The better argument is that the Senate wasn't going to and couldn't do this because the cultural and political incentives had changed. Running for office had become so god awfully expensive that ambitious noblemen on the political make in Rome NEEDED to acquire the land and wealth won in foreign wars in order to be able to even hope to pay back the immense debts they had accrued attaining office. And they NEEDED to attain office because they had it drilled into them from a young age that you weren't worth a damned thing unless you were nationally honored and beloved and powerful.

The century and a half of war that followed the First Punic War essentially broke the social system that had supported the pre-war Republic and there really wasn't any putting it back.
 
They did it more or less successfully for centuries.

Seriously, you can't just dismiss the rise of a professional army dependent on successful generals for pay and retirement as 'for whatever reason'. If the Senate had stepped up and been willing to take responsibility for making sure that the new professional armies were compensated out of the state treasury and with state lands, there's no real reason the late republic couldn't have limped on for quite some time.

I should have been clearer. The situation as it stood is providing very good reason to follow a general over the Senate. But even if you reformed it as PhilippeO suggested, men who are loyal to the general over the republic "for whatever reason" still give him a force to overthrow it with.

Sure, you'd need such a reason to exist, but its not unheard for charismatic generals to inspire their men to follow them "anywhere", and that's a start - and a fair step more than that if the general nature of Roman society doesn't encourage devotion to the existing order as particularly desirable.

I should note I don't see it as inevitable - something going horribly wrong, yes. The end of the republic as it happened OTL, no.

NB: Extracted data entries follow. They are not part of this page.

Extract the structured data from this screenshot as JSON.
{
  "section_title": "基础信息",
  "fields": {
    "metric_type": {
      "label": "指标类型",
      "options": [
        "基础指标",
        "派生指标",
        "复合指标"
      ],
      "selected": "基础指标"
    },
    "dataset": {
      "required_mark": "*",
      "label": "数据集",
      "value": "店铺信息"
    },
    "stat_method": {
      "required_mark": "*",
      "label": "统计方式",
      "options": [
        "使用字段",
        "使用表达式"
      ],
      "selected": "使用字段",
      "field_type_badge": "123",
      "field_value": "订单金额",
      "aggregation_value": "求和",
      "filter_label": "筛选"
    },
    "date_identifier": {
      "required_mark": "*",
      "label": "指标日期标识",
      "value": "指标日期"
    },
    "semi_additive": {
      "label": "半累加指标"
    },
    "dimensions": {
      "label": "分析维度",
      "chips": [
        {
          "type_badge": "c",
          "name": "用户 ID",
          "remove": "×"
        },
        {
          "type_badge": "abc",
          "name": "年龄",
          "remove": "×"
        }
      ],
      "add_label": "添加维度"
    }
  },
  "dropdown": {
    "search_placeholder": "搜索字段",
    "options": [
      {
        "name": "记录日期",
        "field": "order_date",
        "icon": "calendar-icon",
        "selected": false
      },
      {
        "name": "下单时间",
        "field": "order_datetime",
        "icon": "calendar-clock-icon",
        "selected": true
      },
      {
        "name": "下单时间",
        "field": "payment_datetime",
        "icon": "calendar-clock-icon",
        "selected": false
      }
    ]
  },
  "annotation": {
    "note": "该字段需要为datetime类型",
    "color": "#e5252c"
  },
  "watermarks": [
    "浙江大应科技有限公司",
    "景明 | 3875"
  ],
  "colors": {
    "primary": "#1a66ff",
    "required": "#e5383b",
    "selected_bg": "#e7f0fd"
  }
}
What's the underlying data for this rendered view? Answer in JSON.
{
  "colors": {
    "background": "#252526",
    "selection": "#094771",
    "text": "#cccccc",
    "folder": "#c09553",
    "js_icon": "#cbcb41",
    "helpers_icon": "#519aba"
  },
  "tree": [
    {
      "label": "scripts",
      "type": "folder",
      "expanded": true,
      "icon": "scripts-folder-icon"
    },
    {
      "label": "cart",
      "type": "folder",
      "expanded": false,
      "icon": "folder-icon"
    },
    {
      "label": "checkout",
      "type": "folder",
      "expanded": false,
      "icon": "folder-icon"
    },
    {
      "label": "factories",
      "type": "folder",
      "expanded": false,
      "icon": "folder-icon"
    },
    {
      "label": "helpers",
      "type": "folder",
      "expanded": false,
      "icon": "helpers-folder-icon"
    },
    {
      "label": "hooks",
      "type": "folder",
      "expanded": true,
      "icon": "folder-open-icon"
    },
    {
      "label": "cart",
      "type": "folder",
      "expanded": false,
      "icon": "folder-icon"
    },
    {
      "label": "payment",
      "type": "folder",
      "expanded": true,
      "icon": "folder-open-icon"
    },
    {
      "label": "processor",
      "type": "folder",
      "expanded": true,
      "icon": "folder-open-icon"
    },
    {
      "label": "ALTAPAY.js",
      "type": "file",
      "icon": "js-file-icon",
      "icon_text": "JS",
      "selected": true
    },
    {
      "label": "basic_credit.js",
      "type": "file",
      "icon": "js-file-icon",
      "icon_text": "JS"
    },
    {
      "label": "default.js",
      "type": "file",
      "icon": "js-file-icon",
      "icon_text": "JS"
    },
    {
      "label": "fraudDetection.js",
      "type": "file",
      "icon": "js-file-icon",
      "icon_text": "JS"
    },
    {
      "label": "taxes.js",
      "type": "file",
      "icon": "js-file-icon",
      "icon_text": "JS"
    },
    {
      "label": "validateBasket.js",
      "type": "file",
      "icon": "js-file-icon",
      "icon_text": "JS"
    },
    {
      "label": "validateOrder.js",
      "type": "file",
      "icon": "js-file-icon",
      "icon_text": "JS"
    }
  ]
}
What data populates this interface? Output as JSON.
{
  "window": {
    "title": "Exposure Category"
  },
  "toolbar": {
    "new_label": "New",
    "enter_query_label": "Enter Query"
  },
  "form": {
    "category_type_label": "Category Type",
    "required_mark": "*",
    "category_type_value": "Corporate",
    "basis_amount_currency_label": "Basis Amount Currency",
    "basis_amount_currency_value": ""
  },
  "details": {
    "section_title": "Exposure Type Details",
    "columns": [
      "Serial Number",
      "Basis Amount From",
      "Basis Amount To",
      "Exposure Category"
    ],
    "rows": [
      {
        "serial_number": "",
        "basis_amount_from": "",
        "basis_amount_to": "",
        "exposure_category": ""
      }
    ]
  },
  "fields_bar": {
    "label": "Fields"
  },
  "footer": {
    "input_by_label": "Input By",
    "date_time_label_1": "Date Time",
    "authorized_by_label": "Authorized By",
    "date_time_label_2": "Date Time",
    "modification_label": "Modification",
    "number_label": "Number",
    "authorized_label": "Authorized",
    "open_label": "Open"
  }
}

The better argument is that the Senate wasn't going to and couldn't do this because the cultural and political incentives had changed. Running for office had become so god awfully expensive that ambitious noblemen on the political make in Rome NEEDED to acquire the land and wealth won in foreign wars in order to be able to even hope to pay back the immense debts they had accrued attaining office. And they NEEDED to attain office because they had it drilled into them from a young age that you weren't worth a damned thing unless you were nationally honored and beloved and powerful.

The century and a half of war that followed the First Punic War essentially broke the social system that had supported the pre-war Republic and there really wasn't any putting it back.
Can't argue with that. It reinforced all sorts of things that shouldn't have been.